Ritengo che anche la televisione abbia, a questo proposito, una parte di responsabilità, dal momento in cui comunica messaggi confusi su omosessualità, eterosessualità, transessualità, o quando manda in onda, ad esempio, telefilm seguitissimi dai ragazzi con storie d’amore tra una professoressa e i suoi alunni adolescenti. Fra le righe mi chiedo quale sia il compito del servizio pubblico RAI, pagato da noi cittadini: confondere e demolire, per poi ferire e minacciare, oppure costruire e promuovere il bene? Gli esperti dicono che gli ascolti di certe trasmissioni "di cultura", che seminano rabbia, odio e divisione, sono finalmente crollati! La persone preferiscono l’Amore, il Bene e la Gioia, specialmente per i piccoli! W la "Sirenetta", il Giro d’Italia e le "fiction" su Madre Teresa di Calcutta!

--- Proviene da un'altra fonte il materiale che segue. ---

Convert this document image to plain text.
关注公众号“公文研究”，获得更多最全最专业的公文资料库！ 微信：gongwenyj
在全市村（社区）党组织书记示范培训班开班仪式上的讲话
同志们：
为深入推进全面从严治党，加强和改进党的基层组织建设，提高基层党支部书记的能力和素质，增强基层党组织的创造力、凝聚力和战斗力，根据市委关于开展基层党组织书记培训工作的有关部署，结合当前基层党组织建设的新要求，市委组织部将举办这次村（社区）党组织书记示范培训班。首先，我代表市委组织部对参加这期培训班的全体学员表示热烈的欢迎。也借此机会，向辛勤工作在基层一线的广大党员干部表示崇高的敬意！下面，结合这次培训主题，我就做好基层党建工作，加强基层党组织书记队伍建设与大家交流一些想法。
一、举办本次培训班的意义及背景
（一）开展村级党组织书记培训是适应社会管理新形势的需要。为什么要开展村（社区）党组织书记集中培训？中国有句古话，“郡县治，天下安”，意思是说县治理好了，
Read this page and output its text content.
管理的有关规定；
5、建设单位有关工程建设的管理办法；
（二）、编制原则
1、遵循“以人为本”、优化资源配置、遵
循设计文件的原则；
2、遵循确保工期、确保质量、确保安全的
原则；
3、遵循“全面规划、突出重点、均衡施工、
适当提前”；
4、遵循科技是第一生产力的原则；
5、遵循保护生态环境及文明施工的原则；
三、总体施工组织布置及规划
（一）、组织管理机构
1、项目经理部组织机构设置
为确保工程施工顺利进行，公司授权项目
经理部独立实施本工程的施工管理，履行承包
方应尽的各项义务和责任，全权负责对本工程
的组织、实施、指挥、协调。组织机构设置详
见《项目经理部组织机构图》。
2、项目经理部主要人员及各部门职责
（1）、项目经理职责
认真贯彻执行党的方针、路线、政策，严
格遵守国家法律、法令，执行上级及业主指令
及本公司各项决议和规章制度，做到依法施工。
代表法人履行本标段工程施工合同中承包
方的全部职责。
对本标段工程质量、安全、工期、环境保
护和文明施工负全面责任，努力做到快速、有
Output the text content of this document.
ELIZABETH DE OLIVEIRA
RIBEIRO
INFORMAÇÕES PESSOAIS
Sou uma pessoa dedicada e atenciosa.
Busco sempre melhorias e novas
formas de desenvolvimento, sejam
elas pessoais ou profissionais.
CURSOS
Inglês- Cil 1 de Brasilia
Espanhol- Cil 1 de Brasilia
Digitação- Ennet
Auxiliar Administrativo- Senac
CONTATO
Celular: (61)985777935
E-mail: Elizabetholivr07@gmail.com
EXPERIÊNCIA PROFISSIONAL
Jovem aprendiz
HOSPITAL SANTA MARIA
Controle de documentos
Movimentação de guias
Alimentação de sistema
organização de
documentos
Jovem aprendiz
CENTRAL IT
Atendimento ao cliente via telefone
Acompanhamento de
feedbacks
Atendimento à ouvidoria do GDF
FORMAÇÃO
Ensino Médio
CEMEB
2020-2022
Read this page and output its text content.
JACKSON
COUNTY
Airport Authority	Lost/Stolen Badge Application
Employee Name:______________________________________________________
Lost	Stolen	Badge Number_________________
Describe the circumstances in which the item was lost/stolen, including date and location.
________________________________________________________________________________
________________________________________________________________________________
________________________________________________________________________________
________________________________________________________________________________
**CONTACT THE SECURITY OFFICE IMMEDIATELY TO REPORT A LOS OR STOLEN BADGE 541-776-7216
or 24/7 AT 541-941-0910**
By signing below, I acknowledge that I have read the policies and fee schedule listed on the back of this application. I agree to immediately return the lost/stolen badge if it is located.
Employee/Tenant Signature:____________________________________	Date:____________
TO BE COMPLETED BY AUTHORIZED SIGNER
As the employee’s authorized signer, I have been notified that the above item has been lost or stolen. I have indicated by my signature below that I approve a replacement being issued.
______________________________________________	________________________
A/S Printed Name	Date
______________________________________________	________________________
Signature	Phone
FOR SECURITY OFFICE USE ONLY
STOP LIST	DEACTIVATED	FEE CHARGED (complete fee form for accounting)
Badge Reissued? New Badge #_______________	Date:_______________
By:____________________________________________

Ora fatemi parlare della vita consacrata, anche come dono e non come minaccia per l’umanità.
Essere consacrati vuol dire appartenere a Dio, consegnare a Lui totalmente la propria vita, affinché possa farne insieme alla propria un dono d’amore per il mondo.
Per Amore, solo per Amore, per Tutti!
La vita consacrata è un dono di Dio, è una chiamata; non una decisione della persona: lo spazio per la decisione umana è rispondere "sì" o "no" a questa chiamata.
Dopo quindici anni di vita consacrata, mi sento di poter dare alcuni consigli: chi si sente chiamato alla vita consacrata, non esiti a rispondere "sì". Il Signore è fedele e non abbandona mai chi ha chiamato. Ma come scoprire che siamo stati scelti?
La chiamata alla vita consacrata la si sente scendendo nel profondo di noi stessi, dopo essersi spogliati delle paure: è un viaggio faticoso, ma entusiasmante.
Nel segreto del proprio intimo, nel silenzio che parla del senso del nostro esistere, si coglie il sussurro rispettoso e dolce della voce di Dio.
A quel punto spetta a noi rispondere. Non è facile!
Sono convinto che molti giovani, specialmente ragazze, abbiano sentito questa chiamata ma ne siano usciti terrorizzati, anziché innamorati e felici di essere stati scelti dallo "sposo".
"Sì" o "No", non c’è problema: Gesù ti ama lo stesso.
È importante non perdere tempo; la Santità chiama, non dobbiamo perdere tempo noi e quelli che ci aspettano: né le pecorelle a cui il Signore ci vorrebbe mandare, né la famiglia e i figli che potremmo costruire.
Un bravo sacerdote mi ha aiutato a dire "Sì".
E il Vescovo, il giorno della mia ordinazione, mi ha dato la certezza della chiamata di Gesù: che non stavo scappando dal mondo, che non era una fuga, una mania, una fissazione, uno "squilibrio psico-affettivo". La riflessione mi ha portato lontano, lo so, me ne sono accorto.
Avevo solo una gran voglia di dire che i preti, i frati, le suore, negli ospedali, nei ricoveri per anziani, nelle scuole, nelle comunità terapeutiche, nei monasteri che pregano per il mondo, nei lebbrosari, nelle parrocchie, nei centri d’ascolto, nelle mense per i poveri, nei confessionali, negli oratori, nelle psichiatrie, nelle case-famiglia, non sono solo una minaccia "alla laicità"!! L’Amore è amore da qualunque parte venga; il resto è ideologia, è voglia di potere.
Chiedo una preghiera per i consacrati, per chi sbaglia e per chi subisce, nel Nome di Dio Padre di Tutti!